La pieza central del plan es la atracción de inversión extranjera directa, sin condicionamientos de transferencia tecnológica ni contenido nacional obligatorio. Empresas globales actúan como anclas del desarrollo, mientras las micro, pequeñas y medianas empresas mexicanas quedan relegadas al papel de proveedoras periféricas. No hay un sistema claro de escalamiento que las lleve a innovar, exportar o competir en igualdad de condiciones. El modelo reproduce el viejo sueño de la maquila, ahora con tecnología 4.0 y discursos de bienestar.

Los sectores estratégicos –semiconductores, electromovilidad, farmacéutica, agroindustria, petroquímica– están concebidos no como plataformas para la construcción de capacidades nacionales, sino como zonas francas donde se reduce la regulación, se aceleran los permisos y se homologa el marco normativo con EU. De hecho, el plan contempla la participación directa de agencias extranjeras como USAID y el Wilson Center en el diseño de prioridades tecnológicas, educativas y logísticas. Bajo el manto de la cooperación, se difumina la soberanía decisional.

Resulta revelador que, mientras se invoca la autosuficiencia tecnológica, el Estado no haya propuesto una estrategia nacional de innovación con base en universidades públicas, centros tecnológicos propios o propiedad intelectual mexicana. Tampoco se contempla la creación de un organismo rector de la política industrial, como lo han hecho Corea, Vietnam o incluso Brasil en el pasado. Se apuesta por el dinamismo del mercado, con el Estado en funciones de facilitador.

Más preocupante: el plan no coloca al capital mexicano –es decir, a empresas de propiedad nacional– en el centro de la estrategia. Esta aclaración no es menor. En el marco jurídico internacional, toda empresa que opera legalmente en México recibe trato nacional, aunque su capital sea extranjero. En otras palabras, una empresa puede ser considerada nacional a efectos legales por estar constituida bajo leyes mexicanas, sin que su propiedad, control o beneficios permanezcan en México. Esa es una ficción jurídica que no debe confundirse con una política de fortalecimiento del empresariado mexicano. Lo que el plan omite es una apuesta decidida por formar, consolidar y escalar empresas mexicanas, capaces de ser fuente originaria de innovación, generadoras de empleo de calidad y promotoras de una acumulación autónoma de capacidades. Sin ese capital productivo nacional, no hay innovación propia. Y sin innovación propia, el país está condenado al estancamiento o, peor, a una modernización subordinada.

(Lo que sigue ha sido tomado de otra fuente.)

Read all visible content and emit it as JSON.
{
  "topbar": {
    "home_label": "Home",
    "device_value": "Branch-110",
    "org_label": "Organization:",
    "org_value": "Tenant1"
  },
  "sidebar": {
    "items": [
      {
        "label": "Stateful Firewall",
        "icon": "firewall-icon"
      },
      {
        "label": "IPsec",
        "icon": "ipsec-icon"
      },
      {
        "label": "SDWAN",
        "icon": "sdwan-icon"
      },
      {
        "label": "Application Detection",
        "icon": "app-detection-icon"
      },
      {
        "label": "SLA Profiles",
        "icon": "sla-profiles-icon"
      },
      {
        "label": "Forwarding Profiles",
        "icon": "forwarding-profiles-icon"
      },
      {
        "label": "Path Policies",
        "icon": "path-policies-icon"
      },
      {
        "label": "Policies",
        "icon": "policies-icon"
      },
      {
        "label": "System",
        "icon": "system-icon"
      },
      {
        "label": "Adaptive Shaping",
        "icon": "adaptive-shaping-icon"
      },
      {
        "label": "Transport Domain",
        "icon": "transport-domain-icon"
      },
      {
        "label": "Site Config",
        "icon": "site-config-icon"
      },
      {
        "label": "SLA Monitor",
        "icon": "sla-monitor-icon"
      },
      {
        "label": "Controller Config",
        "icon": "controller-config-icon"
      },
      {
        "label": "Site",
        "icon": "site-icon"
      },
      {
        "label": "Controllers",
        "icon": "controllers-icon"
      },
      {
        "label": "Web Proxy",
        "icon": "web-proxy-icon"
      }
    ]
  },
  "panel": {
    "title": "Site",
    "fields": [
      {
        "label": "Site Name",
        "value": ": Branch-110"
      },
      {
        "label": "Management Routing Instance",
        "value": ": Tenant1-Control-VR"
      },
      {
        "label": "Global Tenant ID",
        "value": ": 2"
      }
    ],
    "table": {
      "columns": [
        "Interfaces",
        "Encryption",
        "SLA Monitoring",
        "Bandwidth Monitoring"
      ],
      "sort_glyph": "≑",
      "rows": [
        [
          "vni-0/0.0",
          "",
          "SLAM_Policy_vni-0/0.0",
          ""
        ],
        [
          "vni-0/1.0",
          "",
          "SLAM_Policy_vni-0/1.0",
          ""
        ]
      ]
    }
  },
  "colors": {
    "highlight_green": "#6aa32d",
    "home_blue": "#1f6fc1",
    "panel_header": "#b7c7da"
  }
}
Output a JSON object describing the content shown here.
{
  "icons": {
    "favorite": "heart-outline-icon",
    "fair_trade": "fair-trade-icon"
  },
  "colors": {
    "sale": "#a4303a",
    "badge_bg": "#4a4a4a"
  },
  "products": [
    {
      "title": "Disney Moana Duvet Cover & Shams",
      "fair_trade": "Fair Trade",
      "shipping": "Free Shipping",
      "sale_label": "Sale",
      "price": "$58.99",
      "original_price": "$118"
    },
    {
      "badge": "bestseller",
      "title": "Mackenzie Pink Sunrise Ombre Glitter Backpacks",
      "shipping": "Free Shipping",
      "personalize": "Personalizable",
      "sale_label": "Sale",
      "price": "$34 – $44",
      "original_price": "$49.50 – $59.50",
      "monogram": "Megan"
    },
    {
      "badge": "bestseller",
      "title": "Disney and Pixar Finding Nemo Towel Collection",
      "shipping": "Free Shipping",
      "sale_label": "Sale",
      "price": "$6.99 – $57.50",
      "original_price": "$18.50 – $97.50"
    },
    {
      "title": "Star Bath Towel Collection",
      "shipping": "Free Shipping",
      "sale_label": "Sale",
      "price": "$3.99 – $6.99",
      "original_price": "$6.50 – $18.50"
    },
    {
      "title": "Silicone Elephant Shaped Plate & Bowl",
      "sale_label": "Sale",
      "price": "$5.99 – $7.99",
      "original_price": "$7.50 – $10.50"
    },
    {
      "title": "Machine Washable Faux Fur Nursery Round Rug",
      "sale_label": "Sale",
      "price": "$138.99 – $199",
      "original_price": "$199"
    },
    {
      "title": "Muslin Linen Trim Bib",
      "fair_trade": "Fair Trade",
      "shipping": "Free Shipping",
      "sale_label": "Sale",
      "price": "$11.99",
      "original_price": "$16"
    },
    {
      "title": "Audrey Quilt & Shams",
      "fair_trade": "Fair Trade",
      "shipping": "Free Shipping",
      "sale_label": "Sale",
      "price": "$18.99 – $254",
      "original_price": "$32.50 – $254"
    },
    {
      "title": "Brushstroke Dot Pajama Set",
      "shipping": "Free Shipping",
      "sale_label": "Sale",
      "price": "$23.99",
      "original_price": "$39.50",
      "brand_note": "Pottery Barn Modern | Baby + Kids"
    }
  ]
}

Esta estructura deja al país expuesto a riesgos: que los polos industriales se conviertan en enclaves desconectados del resto de la economía; que el conocimiento generado sea capturado por filiales extranjeras; que los recursos públicos se destinen a subsidiar inversiones privadas sin garantía de retorno nacional, y que la relocalización, lejos de fortalecer a México, lo integre más profundamente como engranaje subordinado del aparato productivo estadunidense.

No se trata de rechazar la inversión extranjera ni de regresar a modelos cerrados. Se trata de establecer reglas del juego claras, con objetivos nacionales como condición. Si se otorgan incentivos, que sean a cambio de transferencia de tecnología, formación de talento local, incorporación de proveedores mexicanos y participación en propiedad intelectual. Si se relanzan las compras públicas, que sirvan para desarrollar empresas nacionales genuinas y no sólo para ensamblar insumos importados. México necesita un modelo de desarrollo que parta de sus capacidades, fortalezca su aparato científico, eleve su productividad endógena y defienda el interés público. No basta con tener productos hechos en México si la inteligencia, las ganancias y las decisiones vienen de fuera.

El Plan México puede ser una oportunidad histórica para construir un nuevo camino. Pero para lograrlo, debe ser corregido en su arquitectura, democratizado en su diseño y emancipado de la lógica de la dependencia maquillada. La soberanía no es un eslogan. Es una política. Y esa política debe pensarse, financiarse y controlarse desde aquí.